BUNDESGERICHTSHOF
IM NAMEN DES VOLKES
URTEIL
Der Erstattungsanspruch des Mieters aus einer Betriebs- und Heizkostenabrechnung des Vermieters ist unpfändbar, wenn der Mieter Arbeitslosengeld II bezieht und die Erstattung deshalb im Folgemonat die Leistungen der Agentur für Arbeit für Unterkunft und Heizung des Hilfeempfängers mindert (im Anschluss an BSG, NZM 2013, 386 = NZS 2013, 273).

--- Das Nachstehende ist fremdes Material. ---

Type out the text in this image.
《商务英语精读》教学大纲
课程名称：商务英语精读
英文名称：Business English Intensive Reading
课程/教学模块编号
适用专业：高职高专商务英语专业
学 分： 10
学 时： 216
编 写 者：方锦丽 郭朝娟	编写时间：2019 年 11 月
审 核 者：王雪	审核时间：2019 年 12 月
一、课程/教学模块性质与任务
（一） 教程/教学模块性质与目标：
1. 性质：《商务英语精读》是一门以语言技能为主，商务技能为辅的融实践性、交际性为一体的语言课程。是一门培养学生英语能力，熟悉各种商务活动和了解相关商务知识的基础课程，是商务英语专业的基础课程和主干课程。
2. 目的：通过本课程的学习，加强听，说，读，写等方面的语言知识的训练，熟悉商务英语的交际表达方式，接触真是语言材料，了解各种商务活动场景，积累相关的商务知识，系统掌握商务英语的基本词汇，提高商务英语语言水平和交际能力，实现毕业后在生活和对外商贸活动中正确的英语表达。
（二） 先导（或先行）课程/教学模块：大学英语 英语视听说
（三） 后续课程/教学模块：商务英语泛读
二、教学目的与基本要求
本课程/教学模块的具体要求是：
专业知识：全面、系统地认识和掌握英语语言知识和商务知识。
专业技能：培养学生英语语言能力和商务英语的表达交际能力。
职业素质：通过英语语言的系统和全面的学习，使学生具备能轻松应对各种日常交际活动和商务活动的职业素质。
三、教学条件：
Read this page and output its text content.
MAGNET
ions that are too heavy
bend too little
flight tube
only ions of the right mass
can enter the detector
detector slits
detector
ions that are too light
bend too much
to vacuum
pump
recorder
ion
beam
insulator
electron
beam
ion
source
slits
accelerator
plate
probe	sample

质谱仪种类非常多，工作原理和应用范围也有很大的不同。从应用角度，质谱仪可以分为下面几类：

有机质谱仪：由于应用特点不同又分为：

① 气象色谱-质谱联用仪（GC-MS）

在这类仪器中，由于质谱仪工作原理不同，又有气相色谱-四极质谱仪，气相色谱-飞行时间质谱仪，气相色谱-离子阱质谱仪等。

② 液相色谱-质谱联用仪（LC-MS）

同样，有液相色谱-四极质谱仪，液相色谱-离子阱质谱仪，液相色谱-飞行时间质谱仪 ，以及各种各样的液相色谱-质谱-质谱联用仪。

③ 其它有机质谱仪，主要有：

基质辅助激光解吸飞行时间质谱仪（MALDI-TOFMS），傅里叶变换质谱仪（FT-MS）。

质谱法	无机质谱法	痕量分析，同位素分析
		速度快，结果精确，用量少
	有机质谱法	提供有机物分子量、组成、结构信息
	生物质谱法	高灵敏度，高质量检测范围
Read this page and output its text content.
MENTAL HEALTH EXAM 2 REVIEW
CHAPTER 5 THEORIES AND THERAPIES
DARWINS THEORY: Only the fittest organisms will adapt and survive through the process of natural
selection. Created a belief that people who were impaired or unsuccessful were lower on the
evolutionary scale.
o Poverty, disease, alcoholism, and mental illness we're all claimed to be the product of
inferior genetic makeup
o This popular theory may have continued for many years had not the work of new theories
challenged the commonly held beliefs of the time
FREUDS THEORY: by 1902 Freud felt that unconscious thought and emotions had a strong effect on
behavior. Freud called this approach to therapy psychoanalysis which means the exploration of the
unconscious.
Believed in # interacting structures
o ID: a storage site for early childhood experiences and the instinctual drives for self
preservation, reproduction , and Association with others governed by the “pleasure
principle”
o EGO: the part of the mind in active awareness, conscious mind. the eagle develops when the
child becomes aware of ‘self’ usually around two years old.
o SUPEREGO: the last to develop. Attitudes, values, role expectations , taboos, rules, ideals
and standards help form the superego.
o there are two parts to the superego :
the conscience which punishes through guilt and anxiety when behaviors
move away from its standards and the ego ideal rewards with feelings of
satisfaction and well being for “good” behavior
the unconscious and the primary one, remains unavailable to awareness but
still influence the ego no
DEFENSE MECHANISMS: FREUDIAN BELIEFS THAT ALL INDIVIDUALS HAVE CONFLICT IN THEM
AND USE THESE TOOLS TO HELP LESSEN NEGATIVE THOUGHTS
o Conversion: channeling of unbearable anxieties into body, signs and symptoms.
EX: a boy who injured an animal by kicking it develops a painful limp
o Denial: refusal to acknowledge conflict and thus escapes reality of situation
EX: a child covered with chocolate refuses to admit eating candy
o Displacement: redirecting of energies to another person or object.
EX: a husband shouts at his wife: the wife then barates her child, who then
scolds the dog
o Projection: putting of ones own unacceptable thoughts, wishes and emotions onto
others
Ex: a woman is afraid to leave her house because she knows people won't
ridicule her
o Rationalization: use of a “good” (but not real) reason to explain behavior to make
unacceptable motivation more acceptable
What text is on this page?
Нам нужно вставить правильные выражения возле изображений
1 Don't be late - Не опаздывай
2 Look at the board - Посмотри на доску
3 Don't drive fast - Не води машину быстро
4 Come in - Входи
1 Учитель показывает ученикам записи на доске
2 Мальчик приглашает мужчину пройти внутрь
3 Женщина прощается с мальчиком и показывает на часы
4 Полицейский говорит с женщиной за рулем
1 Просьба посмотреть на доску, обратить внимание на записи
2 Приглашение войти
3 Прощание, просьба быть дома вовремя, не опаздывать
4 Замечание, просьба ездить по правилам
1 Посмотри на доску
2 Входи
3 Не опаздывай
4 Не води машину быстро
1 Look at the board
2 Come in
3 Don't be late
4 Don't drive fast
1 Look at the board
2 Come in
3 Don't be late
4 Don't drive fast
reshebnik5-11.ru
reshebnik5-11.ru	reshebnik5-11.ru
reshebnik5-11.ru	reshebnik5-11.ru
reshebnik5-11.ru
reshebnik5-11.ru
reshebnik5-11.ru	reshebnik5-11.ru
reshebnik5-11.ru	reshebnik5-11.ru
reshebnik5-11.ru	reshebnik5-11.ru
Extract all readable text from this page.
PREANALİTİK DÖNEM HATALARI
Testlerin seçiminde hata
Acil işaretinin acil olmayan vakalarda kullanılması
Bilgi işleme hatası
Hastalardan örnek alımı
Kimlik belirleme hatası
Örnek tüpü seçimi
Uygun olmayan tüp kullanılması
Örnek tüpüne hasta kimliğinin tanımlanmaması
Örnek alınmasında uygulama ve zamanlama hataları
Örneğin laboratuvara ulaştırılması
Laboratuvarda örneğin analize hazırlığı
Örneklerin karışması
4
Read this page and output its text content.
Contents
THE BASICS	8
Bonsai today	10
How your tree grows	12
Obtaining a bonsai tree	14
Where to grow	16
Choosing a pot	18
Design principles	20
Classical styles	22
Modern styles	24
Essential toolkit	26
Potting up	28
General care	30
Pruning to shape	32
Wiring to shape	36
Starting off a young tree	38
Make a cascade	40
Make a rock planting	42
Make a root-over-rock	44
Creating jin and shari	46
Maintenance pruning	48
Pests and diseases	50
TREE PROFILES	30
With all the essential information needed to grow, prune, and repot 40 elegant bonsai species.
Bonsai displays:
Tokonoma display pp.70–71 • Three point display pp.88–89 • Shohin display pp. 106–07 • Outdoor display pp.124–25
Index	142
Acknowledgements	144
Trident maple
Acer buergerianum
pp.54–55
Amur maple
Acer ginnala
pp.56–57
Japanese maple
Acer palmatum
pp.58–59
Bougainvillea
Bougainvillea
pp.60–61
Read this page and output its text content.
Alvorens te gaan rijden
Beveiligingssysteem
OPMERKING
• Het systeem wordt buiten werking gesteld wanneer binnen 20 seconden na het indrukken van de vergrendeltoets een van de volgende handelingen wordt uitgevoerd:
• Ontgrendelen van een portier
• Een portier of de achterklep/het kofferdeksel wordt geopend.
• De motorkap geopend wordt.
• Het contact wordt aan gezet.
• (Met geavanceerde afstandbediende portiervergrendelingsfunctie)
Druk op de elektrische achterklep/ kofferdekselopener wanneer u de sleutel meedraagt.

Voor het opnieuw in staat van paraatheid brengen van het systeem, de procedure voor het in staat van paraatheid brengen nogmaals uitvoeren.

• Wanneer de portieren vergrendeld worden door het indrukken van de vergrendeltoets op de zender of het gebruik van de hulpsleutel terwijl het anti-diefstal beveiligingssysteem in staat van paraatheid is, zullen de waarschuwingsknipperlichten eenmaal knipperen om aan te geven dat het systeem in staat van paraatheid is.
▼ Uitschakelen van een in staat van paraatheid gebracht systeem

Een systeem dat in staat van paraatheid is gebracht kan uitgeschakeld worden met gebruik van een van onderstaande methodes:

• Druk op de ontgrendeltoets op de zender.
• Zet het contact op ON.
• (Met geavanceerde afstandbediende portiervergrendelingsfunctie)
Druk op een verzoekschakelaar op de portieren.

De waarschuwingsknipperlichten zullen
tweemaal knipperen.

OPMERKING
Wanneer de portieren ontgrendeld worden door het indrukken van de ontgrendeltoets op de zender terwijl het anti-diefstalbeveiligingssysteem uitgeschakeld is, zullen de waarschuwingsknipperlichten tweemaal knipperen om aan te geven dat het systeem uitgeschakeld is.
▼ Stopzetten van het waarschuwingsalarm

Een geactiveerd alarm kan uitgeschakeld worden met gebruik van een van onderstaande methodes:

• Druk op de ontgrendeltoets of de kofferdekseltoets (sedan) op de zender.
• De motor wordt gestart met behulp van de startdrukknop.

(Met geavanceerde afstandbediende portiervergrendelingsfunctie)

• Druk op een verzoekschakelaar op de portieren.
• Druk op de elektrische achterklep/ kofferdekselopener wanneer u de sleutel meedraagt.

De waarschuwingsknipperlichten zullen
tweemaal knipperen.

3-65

BGH, Urteil vom 20. Juni 2013 - IX ZR 310/12 - LG Dresden AG
Dresden
Der IX. Zivilsenat des Bundesgerichtshofs hat auf die
mündliche Verhandlung vom 20. Juni 2013 durch den Vorsitzenden Richter Prof.
Dr. Kayser, den Richter Raebel, die Richterin
Lohmann, den Richter Grupp und die Richterin Möhring
für Recht erkannt:
Die Revision gegen das Urteil der 4. Zivilkammer des
Landgerichts Dresden vom 8. November 2012 wird auf Kosten der Klägerin
zurückgewiesen.
Von Rechts wegen
Tatbestand:
1
Die Parteien führen einen Drittschuldnerprozess, in welchem
die Klägerin die Forderung ihres Vollstreckungsschuldners auf Auszahlung eines
Betriebskostenguthabens gegen die Beklagte geltend macht. Der
Vollstreckungsschuldner ist seit 2008 Wohnungsmieter der Beklagten. Mieten
einschließlich Betriebskostenvorauszahlungen werden von der Agentur für Arbeit
direkt an die Beklagte überwiesen, weil der Vollstreckungsschuldner
Arbeitslosengeld II bezieht.
2
Im September 2010 rechnete die Beklagte gegenüber dem Vollstreckungsschuldner
die Betriebskosten für den Zeitraum vom 1. Oktober 2008 bis zum 30. September
2009 ab. Um das in der Abrechnung ausgewiesene Guthaben von 131,68 € minderte
die Agentur für Arbeit die Mietzahlung an die Beklagte für den Monat November 2010.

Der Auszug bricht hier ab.